If you haven’t figured it out already, EventScripts will fire off an Applescript script or a shell script in response to events you can trigger on.
A full list of events can be found here. Go check it out and level up your automation game. The app isn’t free, but its less than $5 USD and totally worth it.
If your primary workstation is a laptop, then ControlPlane may be a tool you didn’t realize you needed. I work from a variety of differnt places, sometimes because I travel for work, and other times because I just want to be somewhere new like a coffee shop down the street. It would be nice if my computer would disable the screensaver password when I’m home and reenable it when I leave. Luckly, ControlPlane can help us with exactly these types of situations. Just like EventScripts, ControlPlane is a way to trigger things to happen. They both run in the background, watching for specific things to happen. But, unlike EventScripts, ControlPlane doesn’t require you to write any code unless you want to. Many predefined actions are already available.

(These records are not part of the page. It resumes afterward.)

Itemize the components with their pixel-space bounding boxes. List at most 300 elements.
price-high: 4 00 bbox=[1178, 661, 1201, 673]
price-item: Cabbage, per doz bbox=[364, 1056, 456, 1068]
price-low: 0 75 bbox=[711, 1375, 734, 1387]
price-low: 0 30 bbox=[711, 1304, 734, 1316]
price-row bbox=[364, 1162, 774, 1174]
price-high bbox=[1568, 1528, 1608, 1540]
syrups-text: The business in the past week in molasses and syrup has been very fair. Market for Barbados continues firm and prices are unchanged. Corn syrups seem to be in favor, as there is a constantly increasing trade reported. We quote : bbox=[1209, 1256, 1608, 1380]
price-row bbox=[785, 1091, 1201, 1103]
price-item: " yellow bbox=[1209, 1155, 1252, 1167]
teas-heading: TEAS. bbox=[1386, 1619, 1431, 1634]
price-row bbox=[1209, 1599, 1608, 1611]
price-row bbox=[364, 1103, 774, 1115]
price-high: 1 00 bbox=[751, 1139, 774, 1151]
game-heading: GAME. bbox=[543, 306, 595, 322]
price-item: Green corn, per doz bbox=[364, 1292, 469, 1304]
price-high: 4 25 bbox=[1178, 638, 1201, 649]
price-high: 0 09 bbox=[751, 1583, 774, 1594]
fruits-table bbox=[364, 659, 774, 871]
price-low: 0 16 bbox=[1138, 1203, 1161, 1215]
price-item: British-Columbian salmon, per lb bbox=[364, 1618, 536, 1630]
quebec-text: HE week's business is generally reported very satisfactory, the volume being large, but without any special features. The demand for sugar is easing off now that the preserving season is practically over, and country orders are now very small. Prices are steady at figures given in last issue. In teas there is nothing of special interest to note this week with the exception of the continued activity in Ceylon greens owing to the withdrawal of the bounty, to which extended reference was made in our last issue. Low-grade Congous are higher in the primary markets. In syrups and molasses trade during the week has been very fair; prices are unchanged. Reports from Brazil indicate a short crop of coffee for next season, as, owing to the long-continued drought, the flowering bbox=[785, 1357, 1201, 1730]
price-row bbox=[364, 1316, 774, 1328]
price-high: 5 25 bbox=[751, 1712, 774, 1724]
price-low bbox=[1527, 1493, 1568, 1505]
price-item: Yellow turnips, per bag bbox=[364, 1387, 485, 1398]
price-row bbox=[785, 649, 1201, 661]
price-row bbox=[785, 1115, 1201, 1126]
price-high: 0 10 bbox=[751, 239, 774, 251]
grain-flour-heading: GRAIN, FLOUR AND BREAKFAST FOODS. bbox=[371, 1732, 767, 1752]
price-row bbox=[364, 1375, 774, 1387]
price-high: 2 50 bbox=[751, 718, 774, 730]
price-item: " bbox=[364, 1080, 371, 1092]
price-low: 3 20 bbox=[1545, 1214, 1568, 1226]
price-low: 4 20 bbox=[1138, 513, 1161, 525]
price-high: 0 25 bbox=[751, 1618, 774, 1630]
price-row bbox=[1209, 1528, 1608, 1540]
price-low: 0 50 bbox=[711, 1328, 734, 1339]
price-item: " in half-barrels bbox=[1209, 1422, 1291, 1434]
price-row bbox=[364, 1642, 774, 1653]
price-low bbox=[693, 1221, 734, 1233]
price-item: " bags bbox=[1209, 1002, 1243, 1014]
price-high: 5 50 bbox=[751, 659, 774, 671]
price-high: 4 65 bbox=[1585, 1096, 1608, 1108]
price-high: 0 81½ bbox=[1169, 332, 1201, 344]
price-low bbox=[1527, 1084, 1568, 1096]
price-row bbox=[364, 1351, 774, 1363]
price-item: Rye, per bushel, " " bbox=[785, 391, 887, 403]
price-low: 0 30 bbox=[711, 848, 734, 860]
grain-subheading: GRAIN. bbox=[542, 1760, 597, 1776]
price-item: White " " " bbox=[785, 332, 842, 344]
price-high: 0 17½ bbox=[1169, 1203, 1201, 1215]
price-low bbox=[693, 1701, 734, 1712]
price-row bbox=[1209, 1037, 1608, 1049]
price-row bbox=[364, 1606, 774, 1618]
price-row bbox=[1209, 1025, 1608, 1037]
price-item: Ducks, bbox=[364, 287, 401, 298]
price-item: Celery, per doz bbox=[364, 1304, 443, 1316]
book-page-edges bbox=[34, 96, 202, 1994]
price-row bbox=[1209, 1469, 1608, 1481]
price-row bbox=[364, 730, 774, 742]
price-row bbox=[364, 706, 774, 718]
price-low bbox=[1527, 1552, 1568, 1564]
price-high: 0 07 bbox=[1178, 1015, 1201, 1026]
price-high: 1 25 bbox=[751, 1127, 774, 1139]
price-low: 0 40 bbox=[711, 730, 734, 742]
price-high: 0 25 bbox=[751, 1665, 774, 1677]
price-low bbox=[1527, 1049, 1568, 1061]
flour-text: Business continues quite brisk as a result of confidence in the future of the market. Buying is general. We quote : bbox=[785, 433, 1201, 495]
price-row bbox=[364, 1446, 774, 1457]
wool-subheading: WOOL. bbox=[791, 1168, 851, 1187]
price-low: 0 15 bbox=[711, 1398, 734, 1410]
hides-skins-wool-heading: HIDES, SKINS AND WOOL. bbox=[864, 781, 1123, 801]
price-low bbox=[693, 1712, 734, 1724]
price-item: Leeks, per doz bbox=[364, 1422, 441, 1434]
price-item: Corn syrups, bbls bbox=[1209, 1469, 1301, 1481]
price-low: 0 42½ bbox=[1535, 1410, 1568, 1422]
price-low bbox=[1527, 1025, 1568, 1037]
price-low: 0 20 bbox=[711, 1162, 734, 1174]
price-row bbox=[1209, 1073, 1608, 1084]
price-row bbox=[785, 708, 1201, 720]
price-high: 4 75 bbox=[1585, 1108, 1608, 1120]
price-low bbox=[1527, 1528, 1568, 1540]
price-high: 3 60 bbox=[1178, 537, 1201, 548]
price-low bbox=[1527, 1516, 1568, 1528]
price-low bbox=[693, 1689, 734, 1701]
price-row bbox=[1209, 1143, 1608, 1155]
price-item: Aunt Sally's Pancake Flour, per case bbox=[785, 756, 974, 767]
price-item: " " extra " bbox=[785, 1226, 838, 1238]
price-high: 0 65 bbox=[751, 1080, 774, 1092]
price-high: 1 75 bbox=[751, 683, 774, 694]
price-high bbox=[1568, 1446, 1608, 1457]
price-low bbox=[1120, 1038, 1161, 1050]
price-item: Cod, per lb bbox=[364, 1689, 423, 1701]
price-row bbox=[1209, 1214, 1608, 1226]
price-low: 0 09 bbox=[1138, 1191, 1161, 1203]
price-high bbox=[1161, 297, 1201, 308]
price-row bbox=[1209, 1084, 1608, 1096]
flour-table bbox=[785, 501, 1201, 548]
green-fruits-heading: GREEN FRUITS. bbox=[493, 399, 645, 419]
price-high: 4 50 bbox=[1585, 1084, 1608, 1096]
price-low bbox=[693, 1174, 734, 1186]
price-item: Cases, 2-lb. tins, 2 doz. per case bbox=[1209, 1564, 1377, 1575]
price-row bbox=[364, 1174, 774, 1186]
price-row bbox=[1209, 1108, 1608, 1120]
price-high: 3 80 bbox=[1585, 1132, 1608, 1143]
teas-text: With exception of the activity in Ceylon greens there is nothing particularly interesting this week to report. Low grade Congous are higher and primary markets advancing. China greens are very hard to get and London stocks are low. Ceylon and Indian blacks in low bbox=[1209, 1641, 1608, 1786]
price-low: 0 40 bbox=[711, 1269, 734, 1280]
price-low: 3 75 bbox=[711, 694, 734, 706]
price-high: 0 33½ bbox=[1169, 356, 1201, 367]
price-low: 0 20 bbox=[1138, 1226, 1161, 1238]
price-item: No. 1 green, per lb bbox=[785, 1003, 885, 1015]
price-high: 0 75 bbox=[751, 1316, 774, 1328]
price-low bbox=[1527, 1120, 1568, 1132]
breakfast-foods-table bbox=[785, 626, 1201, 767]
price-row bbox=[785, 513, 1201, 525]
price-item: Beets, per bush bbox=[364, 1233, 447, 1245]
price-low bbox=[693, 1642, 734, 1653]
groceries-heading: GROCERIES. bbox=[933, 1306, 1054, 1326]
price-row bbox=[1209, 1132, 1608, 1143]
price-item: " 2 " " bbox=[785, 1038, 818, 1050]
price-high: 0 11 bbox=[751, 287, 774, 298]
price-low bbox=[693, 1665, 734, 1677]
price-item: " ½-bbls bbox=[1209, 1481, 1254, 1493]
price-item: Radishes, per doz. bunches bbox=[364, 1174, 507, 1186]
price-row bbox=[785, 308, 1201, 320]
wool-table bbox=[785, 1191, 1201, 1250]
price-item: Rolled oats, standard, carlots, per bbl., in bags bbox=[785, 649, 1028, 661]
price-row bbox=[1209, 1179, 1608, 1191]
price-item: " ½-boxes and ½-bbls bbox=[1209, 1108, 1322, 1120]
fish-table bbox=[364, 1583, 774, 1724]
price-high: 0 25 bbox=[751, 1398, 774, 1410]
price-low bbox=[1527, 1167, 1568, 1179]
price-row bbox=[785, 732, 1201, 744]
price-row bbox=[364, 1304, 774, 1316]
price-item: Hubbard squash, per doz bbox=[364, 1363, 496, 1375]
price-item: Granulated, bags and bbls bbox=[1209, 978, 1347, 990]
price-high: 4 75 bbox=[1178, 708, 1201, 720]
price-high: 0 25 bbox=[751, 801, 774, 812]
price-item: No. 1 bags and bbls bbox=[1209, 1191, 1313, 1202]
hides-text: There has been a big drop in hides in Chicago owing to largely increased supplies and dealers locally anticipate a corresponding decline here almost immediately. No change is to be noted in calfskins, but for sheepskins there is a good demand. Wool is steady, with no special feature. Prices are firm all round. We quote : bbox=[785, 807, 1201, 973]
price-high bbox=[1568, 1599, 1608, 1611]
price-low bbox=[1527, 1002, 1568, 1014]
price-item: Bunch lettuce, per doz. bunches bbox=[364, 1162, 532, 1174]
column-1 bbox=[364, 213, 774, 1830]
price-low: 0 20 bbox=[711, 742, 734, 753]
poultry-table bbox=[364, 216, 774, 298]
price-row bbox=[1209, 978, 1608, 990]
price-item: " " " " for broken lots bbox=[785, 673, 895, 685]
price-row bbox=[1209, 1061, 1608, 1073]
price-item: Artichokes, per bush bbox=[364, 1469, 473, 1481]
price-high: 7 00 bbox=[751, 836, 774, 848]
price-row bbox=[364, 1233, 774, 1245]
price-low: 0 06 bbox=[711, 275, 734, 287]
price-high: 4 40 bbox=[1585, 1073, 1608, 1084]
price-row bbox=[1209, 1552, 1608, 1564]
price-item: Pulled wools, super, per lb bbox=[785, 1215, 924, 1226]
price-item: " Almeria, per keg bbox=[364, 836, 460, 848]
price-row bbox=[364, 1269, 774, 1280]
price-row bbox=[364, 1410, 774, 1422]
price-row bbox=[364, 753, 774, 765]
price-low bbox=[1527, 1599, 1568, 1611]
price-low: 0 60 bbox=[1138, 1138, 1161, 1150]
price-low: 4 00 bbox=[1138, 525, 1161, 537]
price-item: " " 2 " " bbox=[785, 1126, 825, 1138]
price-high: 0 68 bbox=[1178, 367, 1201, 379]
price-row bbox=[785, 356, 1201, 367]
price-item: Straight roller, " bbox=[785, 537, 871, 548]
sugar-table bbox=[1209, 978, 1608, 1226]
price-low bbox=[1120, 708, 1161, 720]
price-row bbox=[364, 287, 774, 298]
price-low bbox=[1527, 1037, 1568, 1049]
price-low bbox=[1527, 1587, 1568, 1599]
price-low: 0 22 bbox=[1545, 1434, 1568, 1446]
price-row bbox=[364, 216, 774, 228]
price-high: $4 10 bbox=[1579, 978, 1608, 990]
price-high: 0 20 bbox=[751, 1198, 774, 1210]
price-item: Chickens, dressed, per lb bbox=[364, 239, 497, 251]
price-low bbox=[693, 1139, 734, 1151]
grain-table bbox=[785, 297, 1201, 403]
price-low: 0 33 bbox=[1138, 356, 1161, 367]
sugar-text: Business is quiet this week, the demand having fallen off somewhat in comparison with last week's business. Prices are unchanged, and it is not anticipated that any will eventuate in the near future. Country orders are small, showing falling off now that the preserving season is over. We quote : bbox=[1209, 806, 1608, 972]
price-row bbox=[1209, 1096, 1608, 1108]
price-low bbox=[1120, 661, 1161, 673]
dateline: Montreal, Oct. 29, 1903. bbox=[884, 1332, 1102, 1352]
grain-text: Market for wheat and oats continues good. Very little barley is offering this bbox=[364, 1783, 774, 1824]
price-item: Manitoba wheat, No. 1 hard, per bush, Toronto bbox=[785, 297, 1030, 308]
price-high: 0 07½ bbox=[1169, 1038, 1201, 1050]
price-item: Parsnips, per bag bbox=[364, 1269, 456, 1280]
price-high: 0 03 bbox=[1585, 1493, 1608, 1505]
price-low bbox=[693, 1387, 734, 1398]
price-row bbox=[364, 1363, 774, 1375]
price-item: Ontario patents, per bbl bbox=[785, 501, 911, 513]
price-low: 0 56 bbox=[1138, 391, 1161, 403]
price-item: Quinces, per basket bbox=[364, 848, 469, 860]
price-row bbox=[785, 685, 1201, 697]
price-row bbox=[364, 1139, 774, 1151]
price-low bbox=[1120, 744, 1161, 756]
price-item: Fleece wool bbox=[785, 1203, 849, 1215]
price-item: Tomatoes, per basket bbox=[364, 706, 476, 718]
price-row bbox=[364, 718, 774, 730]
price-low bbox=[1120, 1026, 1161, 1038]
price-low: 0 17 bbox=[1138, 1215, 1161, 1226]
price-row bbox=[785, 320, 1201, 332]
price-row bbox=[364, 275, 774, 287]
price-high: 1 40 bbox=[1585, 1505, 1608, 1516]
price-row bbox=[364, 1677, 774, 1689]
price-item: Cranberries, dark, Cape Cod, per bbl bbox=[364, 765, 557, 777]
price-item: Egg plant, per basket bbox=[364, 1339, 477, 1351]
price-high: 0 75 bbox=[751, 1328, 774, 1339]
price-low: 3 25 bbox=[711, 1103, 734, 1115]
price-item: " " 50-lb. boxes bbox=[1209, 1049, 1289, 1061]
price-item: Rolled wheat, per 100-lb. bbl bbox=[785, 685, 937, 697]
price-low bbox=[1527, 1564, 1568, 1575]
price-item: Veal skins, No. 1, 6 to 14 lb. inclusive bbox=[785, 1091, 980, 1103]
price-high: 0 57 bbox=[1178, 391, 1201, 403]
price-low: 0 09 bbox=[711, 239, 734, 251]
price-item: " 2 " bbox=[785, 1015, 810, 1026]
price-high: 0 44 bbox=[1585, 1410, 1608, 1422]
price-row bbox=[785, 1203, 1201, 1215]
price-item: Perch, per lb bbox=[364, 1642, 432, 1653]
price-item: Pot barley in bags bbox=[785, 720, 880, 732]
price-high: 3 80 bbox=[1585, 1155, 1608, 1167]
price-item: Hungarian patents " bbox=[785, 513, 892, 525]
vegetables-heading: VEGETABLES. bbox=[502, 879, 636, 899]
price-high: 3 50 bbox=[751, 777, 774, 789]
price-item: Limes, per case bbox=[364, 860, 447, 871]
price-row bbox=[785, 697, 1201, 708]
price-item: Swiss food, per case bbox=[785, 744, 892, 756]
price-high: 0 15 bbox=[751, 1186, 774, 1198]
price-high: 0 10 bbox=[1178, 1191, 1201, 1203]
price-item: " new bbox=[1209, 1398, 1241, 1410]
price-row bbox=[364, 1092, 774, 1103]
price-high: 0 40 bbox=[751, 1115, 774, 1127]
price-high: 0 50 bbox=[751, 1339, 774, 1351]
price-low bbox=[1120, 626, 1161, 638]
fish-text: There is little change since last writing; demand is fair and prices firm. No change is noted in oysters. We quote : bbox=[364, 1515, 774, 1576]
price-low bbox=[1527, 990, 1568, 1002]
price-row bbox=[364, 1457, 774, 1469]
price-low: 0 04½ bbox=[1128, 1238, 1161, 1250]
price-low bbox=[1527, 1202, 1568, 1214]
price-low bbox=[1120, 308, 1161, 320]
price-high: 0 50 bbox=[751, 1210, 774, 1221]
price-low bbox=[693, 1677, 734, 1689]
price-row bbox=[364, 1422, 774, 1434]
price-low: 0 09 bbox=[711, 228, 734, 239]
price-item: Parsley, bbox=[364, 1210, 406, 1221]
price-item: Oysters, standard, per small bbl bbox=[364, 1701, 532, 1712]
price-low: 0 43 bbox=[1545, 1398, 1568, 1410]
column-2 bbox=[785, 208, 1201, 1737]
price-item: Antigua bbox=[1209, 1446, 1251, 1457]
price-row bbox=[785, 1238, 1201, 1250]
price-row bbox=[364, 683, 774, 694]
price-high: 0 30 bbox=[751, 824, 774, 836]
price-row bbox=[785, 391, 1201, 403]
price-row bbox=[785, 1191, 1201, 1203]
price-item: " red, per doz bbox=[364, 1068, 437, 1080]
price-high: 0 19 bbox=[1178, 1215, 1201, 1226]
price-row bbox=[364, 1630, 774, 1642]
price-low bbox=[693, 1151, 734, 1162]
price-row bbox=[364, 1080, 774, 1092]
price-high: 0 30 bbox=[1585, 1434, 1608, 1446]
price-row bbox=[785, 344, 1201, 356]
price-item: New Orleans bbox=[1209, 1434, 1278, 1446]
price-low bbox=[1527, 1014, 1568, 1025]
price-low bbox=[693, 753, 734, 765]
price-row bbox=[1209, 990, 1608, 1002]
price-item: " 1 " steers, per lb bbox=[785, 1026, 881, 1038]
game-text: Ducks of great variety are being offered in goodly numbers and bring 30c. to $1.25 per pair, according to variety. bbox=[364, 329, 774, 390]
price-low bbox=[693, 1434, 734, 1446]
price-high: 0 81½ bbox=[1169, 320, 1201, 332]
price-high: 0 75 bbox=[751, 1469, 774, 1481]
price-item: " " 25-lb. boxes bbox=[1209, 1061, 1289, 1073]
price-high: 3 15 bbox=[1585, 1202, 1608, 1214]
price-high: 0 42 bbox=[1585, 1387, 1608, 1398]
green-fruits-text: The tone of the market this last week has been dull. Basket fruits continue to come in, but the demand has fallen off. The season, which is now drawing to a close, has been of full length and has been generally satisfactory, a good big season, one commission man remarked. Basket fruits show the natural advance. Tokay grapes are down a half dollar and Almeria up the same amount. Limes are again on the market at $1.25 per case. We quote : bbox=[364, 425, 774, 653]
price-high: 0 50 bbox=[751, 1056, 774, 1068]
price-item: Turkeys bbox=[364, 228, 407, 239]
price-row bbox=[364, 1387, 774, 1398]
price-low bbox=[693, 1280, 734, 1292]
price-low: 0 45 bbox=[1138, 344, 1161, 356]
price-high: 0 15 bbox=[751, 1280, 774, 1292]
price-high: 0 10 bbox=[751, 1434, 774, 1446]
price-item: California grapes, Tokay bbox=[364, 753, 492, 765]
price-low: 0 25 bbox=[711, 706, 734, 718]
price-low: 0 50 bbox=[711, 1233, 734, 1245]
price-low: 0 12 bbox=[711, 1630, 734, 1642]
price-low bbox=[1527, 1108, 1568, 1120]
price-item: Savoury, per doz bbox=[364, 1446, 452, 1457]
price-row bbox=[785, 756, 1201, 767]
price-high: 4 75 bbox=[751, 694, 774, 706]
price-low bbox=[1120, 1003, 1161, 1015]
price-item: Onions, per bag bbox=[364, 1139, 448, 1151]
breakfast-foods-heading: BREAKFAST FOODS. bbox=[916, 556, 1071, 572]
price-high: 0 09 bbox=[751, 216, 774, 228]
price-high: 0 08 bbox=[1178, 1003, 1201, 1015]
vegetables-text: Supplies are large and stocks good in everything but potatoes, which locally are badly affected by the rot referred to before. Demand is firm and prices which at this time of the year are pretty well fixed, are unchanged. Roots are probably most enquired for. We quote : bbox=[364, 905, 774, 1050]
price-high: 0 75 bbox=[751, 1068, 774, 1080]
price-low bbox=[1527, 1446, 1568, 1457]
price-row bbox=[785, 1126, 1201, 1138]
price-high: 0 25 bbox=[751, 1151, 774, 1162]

In order to use these actions, you define contexts. A context is nothing more than a rule or set of rules that define a location or a state or they can just be an arbitrary grouping that only makes sense to you. For example, I have a “home” context that has 2 rules. The first rule sees if my home wifi is available and the second rule looks at the wifi hotspots available around me (my neighbors). If I see the wifi networks I expect to see, then I’m pretty certain that I’m actually home and I am comfortable letting some automation happen as a result.
When one of your contexts becomes active or inactive, your code is run. You choose which actions are run when the context becomes either active, inactive, or both. For example, when I come home and my “home” context becomes active, ControlPlane will:
It actually does a ton more than that, but you get the idea. This app is free, and worth checking out if you’re an Apple laptop user.